La vraie indécence, c’est ton commentaire.
Dans une salle décorée de fleurs et de conventions familiales, une femme brillait. Pas juste jolie. Brillante.
Elle s’appelle Sagesse. Oui, comme un oracle féministe en Doc Martens.
Elle est médecin. Gynéco. Mère. Amoureuse.
Elle a tout recommencé. Elle s’est relevée. Elle a tout choisi.
Et ce jour-là, elle portait une combi rouge sublime, avec un décolleté qui disait :
“Je suis là. Je vis. Et je m’aime, bordel.”
Mais voilà.
Il y a toujours un vieux porc triste dans l’assemblée.
Un de ceux qui ont eu le pouvoir trop longtemps, et qui flippent à l’idée qu’une femme puisse en avoir plus qu’eux sans leur demander la permission.
Alors il a braillé.
Comme un ado frustré en pleine crise de virilité.
Comme un daron de pacotille qu’on aurait laissé trop longtemps commenter les matchs depuis son canapé.
“Je vois tes seins ! SEINS SEINS SEINS !”
C’est pas une blague. C’est la vraie vie.
Et tout le monde a baissé les yeux.
Sauf moi.
Parce que regarder, c’est pas un crime. Mais commenter pour humilier, si.
Ce n’était pas une remarque. C’était une tentative de remise en place.
Un “n’oublie pas que t’es qu’un corps”.
Un “si tu montres, tu consens”.
Un “je te ramène à ta condition d’objet” en direct et en public.
Et moi, j’ai sorti la lame. La parole.
“Ça va pas ou quoi ? Pourquoi tu lui parles de ses seins ?”
Il a dit :
“Elle les montre, je regarde.”
J’ai répondu :
“Ben tu la gênes. Et ça t’apporte quoi ?”
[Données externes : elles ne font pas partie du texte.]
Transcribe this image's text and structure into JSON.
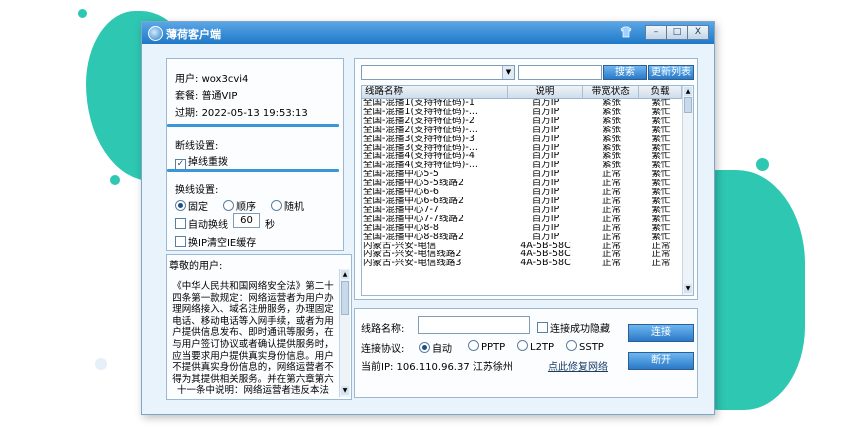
{
  "window": {
    "title": "薄荷客户端",
    "buttons": [
      "?",
      "□",
      "X"
    ]
  },
  "account": {
    "user_label": "用户:",
    "user": "wox3cvi4",
    "plan_label": "套餐:",
    "plan": "普通VIP",
    "expire_label": "过期:",
    "expire": "2022-05-13 19:53:13"
  },
  "disconnect": {
    "title": "断线设置:",
    "reconnect_label": "掉线重拨",
    "reconnect_checked": true
  },
  "switch": {
    "title": "换线设置:",
    "modes": [
      {
        "label": "固定",
        "selected": true
      },
      {
        "label": "顺序",
        "selected": false
      },
      {
        "label": "随机",
        "selected": false
      }
    ],
    "auto_label": "自动换线",
    "auto_value": "60",
    "auto_unit": "秒",
    "clear_ie_label": "换IP清空IE缓存"
  },
  "notice": {
    "title": "尊敬的用户:",
    "body": "《中华人民共和国网络安全法》第二十四条第一款规定：网络运营者为用户办理网络接入、域名注册服务，办理固定电话、移动电话等入网手续，或者为用户提供信息发布、即时通讯等服务，在与用户签订协议或者确认提供服务时，应当要求用户提供真实身份信息。用户不提供真实身份信息的，网络运营者不得为其提供相关服务。并在第六章第六十一条中说明：网络运营者违反本法"
  },
  "search": {
    "search_button": "搜索",
    "refresh_button": "更新列表",
    "dropdown_value": "",
    "keyword_value": ""
  },
  "table": {
    "columns": [
      "线路名称",
      "说明",
      "带宽状态",
      "负载"
    ],
    "rows": [
      [
        "全国-混播1(支持特征码)-1",
        "百万IP",
        "紧张",
        "繁忙"
      ],
      [
        "全国-混播1(支持特征码)-...",
        "百万IP",
        "紧张",
        "繁忙"
      ],
      [
        "全国-混播2(支持特征码)-2",
        "百万IP",
        "紧张",
        "繁忙"
      ],
      [
        "全国-混播2(支持特征码)-...",
        "百万IP",
        "紧张",
        "繁忙"
      ],
      [
        "全国-混播3(支持特征码)-3",
        "百万IP",
        "紧张",
        "繁忙"
      ],
      [
        "全国-混播3(支持特征码)-...",
        "百万IP",
        "紧张",
        "繁忙"
      ],
      [
        "全国-混播4(支持特征码)-4",
        "百万IP",
        "紧张",
        "繁忙"
      ],
      [
        "全国-混播4(支持特征码)-...",
        "百万IP",
        "紧张",
        "繁忙"
      ],
      [
        "全国-混播中心5-5",
        "百万IP",
        "正常",
        "繁忙"
      ],
      [
        "全国-混播中心5-5线路2",
        "百万IP",
        "正常",
        "繁忙"
      ],
      [
        "全国-混播中心6-6",
        "百万IP",
        "正常",
        "繁忙"
      ],
      [
        "全国-混播中心6-6线路2",
        "百万IP",
        "正常",
        "繁忙"
      ],
      [
        "全国-混播中心7-7",
        "百万IP",
        "正常",
        "繁忙"
      ],
      [
        "全国-混播中心7-7线路2",
        "百万IP",
        "正常",
        "繁忙"
      ],
      [
        "全国-混播中心8-8",
        "百万IP",
        "正常",
        "繁忙"
      ],
      [
        "全国-混播中心8-8线路2",
        "百万IP",
        "正常",
        "繁忙"
      ],
      [
        "内蒙古-兴安-电信",
        "4A-5B-58C",
        "正常",
        "正常"
      ],
      [
        "内蒙古-兴安-电信线路2",
        "4A-5B-58C",
        "正常",
        "正常"
      ],
      [
        "内蒙古-兴安-电信线路3",
        "4A-5B-58C",
        "正常",
        "正常"
      ]
    ]
  },
  "connect": {
    "line_label": "线路名称:",
    "line_value": "",
    "hide_label": "连接成功隐藏",
    "protocol_label": "连接协议:",
    "protocols": [
      {
        "label": "自动",
        "selected": true
      },
      {
        "label": "PPTP",
        "selected": false
      },
      {
        "label": "L2TP",
        "selected": false
      },
      {
        "label": "SSTP",
        "selected": false
      }
    ],
    "ip_label": "当前IP:",
    "ip": "106.110.96.37",
    "location": "江苏徐州",
    "repair_link": "点此修复网络",
    "connect_button": "连接",
    "disconnect_button": "断开"
  },
  "colors": {
    "accent": "#27c7b4",
    "titlebar": "#2a82d0",
    "button": "#3d8fd9"
  }
}
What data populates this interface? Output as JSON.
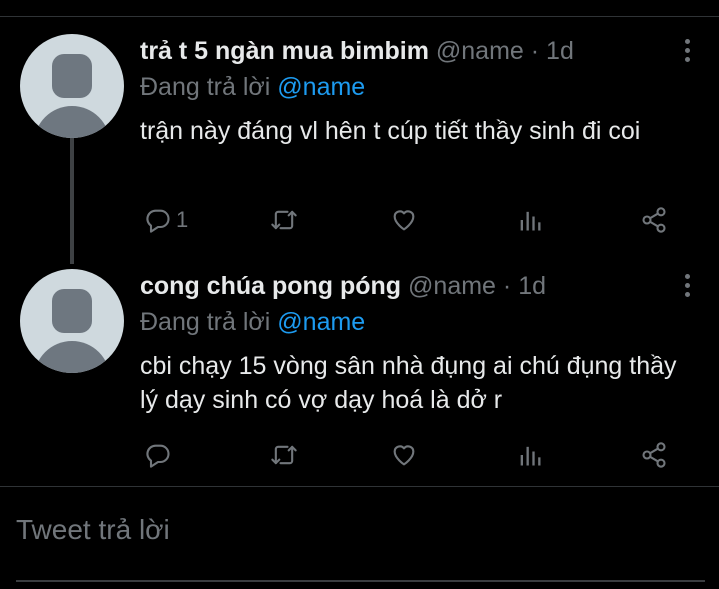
{
  "tweets": [
    {
      "name": "trả t 5 ngàn mua bimbim",
      "handle": "@name",
      "sep": "·",
      "time": "1d",
      "reply_prefix": "Đang trả lời",
      "reply_handle": "@name",
      "text": "trận này đáng vl hên t cúp tiết thầy sinh đi coi",
      "reply_count": "1"
    },
    {
      "name": "cong chúa pong póng",
      "handle": "@name",
      "sep": "·",
      "time": "1d",
      "reply_prefix": "Đang trả lời",
      "reply_handle": "@name",
      "text": "cbi chạy 15 vòng sân nhà đụng ai chú đụng thầy lý dạy sinh có vợ dạy hoá là dở r",
      "reply_count": ""
    }
  ],
  "compose": {
    "placeholder": "Tweet trả lời"
  },
  "icons": [
    "reply-icon",
    "retweet-icon",
    "like-icon",
    "analytics-icon",
    "share-icon",
    "more-icon",
    "avatar-placeholder"
  ],
  "colors": {
    "background": "#000000",
    "text": "#e7e9ea",
    "muted": "#71767b",
    "link": "#1d9bf0"
  }
}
Il a tenté un comeback niveau vestiaire masculin :
“Si je sors mes couilles, tu regardes pas ?”
Moi :
“Non.”
Parce que les couilles, c’est moche. Personne veut voir ça.
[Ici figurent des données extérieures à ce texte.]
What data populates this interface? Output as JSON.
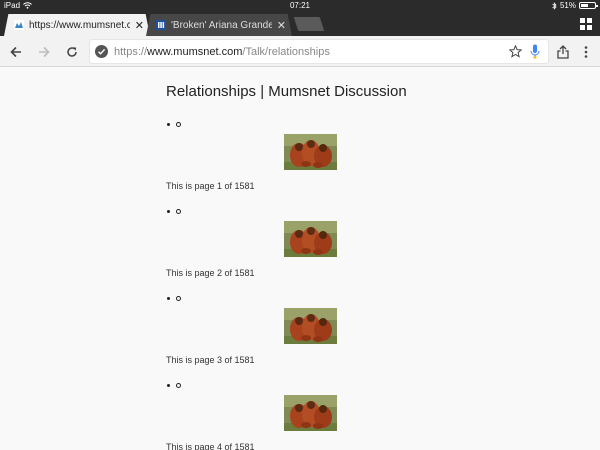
{
  "status_bar": {
    "device": "iPad",
    "time": "07:21",
    "battery": "51%",
    "battery_level": 0.51
  },
  "tabs": [
    {
      "title": "https://www.mumsnet.com/",
      "active": true
    },
    {
      "title": "'Broken' Ariana Grande tweet",
      "active": false
    }
  ],
  "omnibox": {
    "scheme": "https://",
    "host": "www.mumsnet.com",
    "path": "/Talk/relationships"
  },
  "page": {
    "title": "Relationships | Mumsnet Discussion",
    "entries": [
      {
        "page_text": "This is page 1 of 1581",
        "image": "orangutans-thumbnail"
      },
      {
        "page_text": "This is page 2 of 1581",
        "image": "orangutans-thumbnail"
      },
      {
        "page_text": "This is page 3 of 1581",
        "image": "orangutans-thumbnail"
      },
      {
        "page_text": "This is page 4 of 1581",
        "image": "orangutans-thumbnail"
      }
    ]
  },
  "colors": {
    "chrome_dark": "#2b2b2b",
    "toolbar": "#f2f2f2",
    "page_bg": "#f9f9f9",
    "mic_blue": "#4285f4"
  }
}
Parce qu’on va pas comparer la vulgaire suspension testiculaire au corps d’une femme.
Le corps d’une femme, c’est une œuvre.
C’est un monde.
C’est la définition même du sacré — avec ou sans enfant.
Et là, en l’occurrence, elle est gynéco. Et mère.
Elle soigne, elle soutient, elle sauve. Elle porte la vie et l’assume — la sienne, celle des autres.
Et toi, t’es juste là à baver ton patriarcat comme un vieux clébard devant une vitrine.
Parce que la honte n’est pas dans le décolleté. Elle est dans les yeux de celui qui pense avoir le droit.
Ce manifeste est pour toutes les femmes à qui on a déjà dit :
— T’as pas honte ?
— Tu l’as bien cherché.
— Tu devrais t’habiller autrement.
— Tu provoques.
Ce manifeste est pour toutes les combis rouges, les robes fendues, les jupes qui tournent, les shorts sans excuses, les décolletés fiers, les je-m’en-fous-je-suis-belle.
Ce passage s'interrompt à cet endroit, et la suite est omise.